Readable = Understandable. Don’t let your copywriting get too clever.

A little while ago I delved into making your copywriting more exciting.

Today, I want to step sideways and look at making your copywriting more readable. After all, the easier your message is to read, the easier it is understood and actioned!

Copywriting 101 says: Pitch your marketing message at the right level, matching the education and vocabulary of your audience.

Now unless your target market has specific language needs (like being under 5, or super clever university boffins) your marketing copywriting should be aimed at a high school education level – Year 9 or 10.

How can you tell?

Hemingway App professes to make your writing bold and clear by highlighting lengthy, complex sentences and common errors.

Tools like this online tool for text readability are also really useful. You simply plug in some text and get a grade rating. You’ll see there are a few different formulas and it’s quite interesting to see the results.

Remember: the higher the grade needed to read your copywriting, the harder it is for a wider audience to understand. And lowering the grade doesn’t mean talking down to your audience. Just taking the hot air out of your copywriting.

How? 

Exchange complicated language for more straight-forward language and reduce the average sentence length. The result is copy that almost anyone can understand.

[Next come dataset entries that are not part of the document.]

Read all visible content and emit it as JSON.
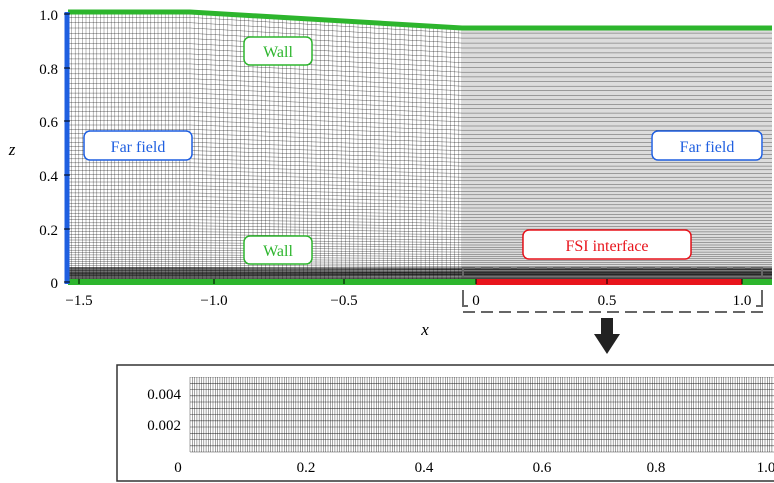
{
  "main_plot": {
    "xlabel": "x",
    "ylabel": "z",
    "x_ticks": [
      "−1.5",
      "−1.0",
      "−0.5",
      "0",
      "0.5",
      "1.0"
    ],
    "y_ticks": [
      "0",
      "0.2",
      "0.4",
      "0.6",
      "0.8",
      "1.0"
    ],
    "xlim": [
      -1.5,
      1.1
    ],
    "ylim": [
      0,
      1.0
    ],
    "labels": {
      "wall_top": "Wall",
      "wall_bottom": "Wall",
      "far_field_left": "Far field",
      "far_field_right": "Far field",
      "fsi_interface": "FSI interface"
    }
  },
  "inset": {
    "x_ticks": [
      "0",
      "0.2",
      "0.4",
      "0.6",
      "0.8",
      "1.0"
    ],
    "y_ticks": [
      "0.002",
      "0.004"
    ],
    "xlim": [
      0,
      1.0
    ],
    "ylim": [
      0,
      0.005
    ]
  },
  "colors": {
    "wall": "#2db52d",
    "far_field": "#1f5fe0",
    "fsi": "#e8141c",
    "mesh": "#000000",
    "arrow": "#222222"
  }
}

The longer the sentences you write and the longer the words you use, the harder your copywriting is to understand.

Here’s a great guide on readability vs sentence length:

Very easy             8 words or less
Easy                      9 – 11 words
Fairly easy          12 – 14  words
Standard             15 – 17  words
Fairly difficult    18 – 21  words
Difficult               22 – 25  words
Very difficult      26 – 30  words

Remember: The longer the sentences you write and the longer the words you use, the harder your copywriting is to understand.

Belinda 

This post scores 9.2 on the Flesch-Kincaid Grade Level although it did try and tell me a few of my words had too many syllables. This is where you have to use your own judgement as well. I don’t think vocabulary is too much for you… is it?

13 Responses

  1. How I love to hear others spreading the same message: it’s all about your readers.

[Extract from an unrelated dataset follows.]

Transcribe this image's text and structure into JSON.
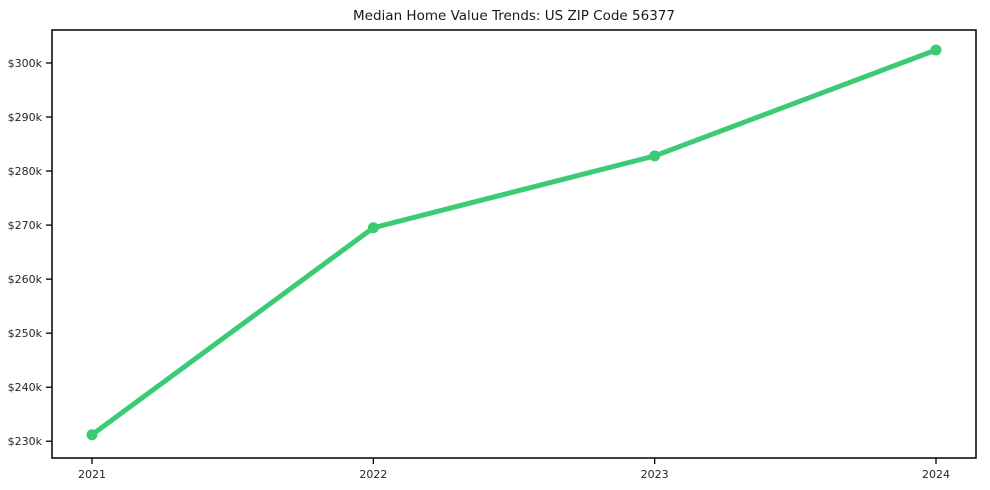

    Understanding who will read your work is *the* place to start. It certainly makes things easier for us editors.

  2. Oh my goodness.great minds think alike. I was just walking home from daycare drop-off and wondering..what should I blog about today and, suddenly, like a bolt from the blue, I though – Fliesch-Kincaid score!  Did you know Word has an option for it too? 

    The more people promote simplicity in the written word, the happier I am. Thanks!

    1. My pleasure Nicole! I don’t let the metrics rule me too much but it’s good to have the tools that can help push us in the right direction. If you have any others please share! 🙂

  3. Result – Short Clauses. Method – Drop the crappy, overused and somewhat stale adjectives! (see what I did there?)

  4. Years ago, one of my first ever clients kept sending my copy back with the comment: “Dumb it down more!” At first I felt slightly offended thinking he didn’t appreciate my skills. At the end of the job I compared the initial copy I wrote with the end result and totally got what he meant. Fancy schmancy isn’t clever … it’s show off-y! (How’s THAT for dumbing it down! lol) Great post, Belinda. Everyone needs a reminder now and then :).

  5. This post was very easy to read. Perhaps I need to go back to Year 9 or 10…hmm, would life be so easy if it were that simple.
    Thanks for sharing this tool Belinda. It is very useful.